The final two installations in this gallery are quite related, in that they offer representations of modern and in fact future farming techniques and sit so well together that their interrelatedness makes than difficult to separate.
Gardening Mars is a projection-based installation that allows the visitor to imagine how Earth culture might look if transplanted onto Mars and to design living space on a virtual Martian landscape. Alongside this installation the visitor is treated to an example container based farming methods, offering the visitor the chance to see how plants could be grown in a fully contained environment (for example on a planet with a different atmosphere). The containers sit alongside a mock-up Martian landscape, lightheartedly signposted (see the photos below) but non-the-less demonstrating how farming could take place within such an environment, using current methods that seem space age today, with high fluorescent lighting and clinical separation of plant life in trays on stainless steel tables.

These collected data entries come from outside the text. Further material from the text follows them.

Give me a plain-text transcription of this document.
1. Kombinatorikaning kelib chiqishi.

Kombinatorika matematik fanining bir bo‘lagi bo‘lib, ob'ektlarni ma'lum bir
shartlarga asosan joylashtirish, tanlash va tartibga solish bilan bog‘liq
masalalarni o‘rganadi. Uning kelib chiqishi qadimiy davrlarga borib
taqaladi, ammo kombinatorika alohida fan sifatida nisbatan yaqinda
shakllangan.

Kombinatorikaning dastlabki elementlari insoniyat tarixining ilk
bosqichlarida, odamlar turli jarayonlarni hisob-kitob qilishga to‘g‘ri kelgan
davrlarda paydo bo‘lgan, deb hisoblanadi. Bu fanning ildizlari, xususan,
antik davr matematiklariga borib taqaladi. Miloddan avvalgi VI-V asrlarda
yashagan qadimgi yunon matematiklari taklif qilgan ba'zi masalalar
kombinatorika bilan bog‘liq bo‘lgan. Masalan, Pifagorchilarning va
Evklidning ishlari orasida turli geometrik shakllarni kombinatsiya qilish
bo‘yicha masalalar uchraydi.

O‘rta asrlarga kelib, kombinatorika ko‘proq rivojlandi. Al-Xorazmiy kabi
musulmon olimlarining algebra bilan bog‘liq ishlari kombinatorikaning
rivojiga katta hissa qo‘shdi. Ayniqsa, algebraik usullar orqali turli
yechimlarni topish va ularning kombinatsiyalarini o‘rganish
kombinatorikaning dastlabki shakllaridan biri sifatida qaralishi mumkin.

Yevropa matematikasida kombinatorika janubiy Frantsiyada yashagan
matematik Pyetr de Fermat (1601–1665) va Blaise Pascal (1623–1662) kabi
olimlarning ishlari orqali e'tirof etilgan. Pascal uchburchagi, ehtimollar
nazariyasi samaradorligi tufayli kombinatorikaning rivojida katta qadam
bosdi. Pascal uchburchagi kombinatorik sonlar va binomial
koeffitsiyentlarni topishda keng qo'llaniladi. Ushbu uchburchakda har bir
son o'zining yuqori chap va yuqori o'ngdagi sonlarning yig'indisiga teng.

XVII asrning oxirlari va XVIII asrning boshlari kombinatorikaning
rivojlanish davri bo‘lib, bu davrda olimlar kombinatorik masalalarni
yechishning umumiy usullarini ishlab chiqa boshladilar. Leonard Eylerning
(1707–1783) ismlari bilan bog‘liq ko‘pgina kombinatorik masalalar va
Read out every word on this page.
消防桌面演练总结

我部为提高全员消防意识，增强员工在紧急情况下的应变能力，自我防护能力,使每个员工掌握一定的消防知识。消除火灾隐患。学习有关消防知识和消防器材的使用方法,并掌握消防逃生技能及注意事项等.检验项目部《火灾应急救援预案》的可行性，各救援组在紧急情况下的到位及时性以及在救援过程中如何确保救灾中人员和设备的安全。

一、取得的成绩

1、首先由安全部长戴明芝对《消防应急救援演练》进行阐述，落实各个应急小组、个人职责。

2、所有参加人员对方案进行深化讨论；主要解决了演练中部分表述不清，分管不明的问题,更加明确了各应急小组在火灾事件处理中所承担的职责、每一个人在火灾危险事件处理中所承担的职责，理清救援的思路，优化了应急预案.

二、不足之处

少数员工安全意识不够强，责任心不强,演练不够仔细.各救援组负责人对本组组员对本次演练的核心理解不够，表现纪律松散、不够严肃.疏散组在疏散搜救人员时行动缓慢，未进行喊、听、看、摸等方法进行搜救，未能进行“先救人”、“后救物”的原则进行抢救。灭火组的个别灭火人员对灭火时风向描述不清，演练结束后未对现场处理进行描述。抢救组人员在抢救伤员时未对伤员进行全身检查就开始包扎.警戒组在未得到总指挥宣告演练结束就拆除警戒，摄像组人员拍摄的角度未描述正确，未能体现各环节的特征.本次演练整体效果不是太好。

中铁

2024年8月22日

The final offering within this gallery is a short film that also sits under the title Smart Farming.
Machine Dream is a short film made by artist Dirk Vis (http://www.dirkvis.net/), in which the visitor is treated to a tour of a high technology food production system. Tractors drive themselves across vast fields, sensors measure humidity and soil composition, robot hands pick fruit, squeezing it first to see if it is ripe. A robot or mechanical dream it may be for some, a nightmare for others, but the production capability of such a system is difficult to believe.
The second gallery offers an installation called The Human Insect: Antenna Architectures 1887 – 2017. This exhibition includes a fine insect collection focused on their antennae, mirroring these communication tools with human antenna construction through time, from the first aerial used for radio transmissiom to the giant structures found atop high buildings today.
The Nieuw Instituut building is in itself an interesting place to pass an hour or two. The ceiling upstairs by the cloakrooms contains an installation of packets of seeds, labeled with concepts and uses related to the plants that would grow if they were planted. The foyer holds a flower display of typical Dutch horticulture, with an explanation of the flowers on show and how they are produced, while sitting within the Museum Park the entire building finds place in a green and information (and art) filled garden.
We would certainly recommend a visit if you are passing through this part of Europe.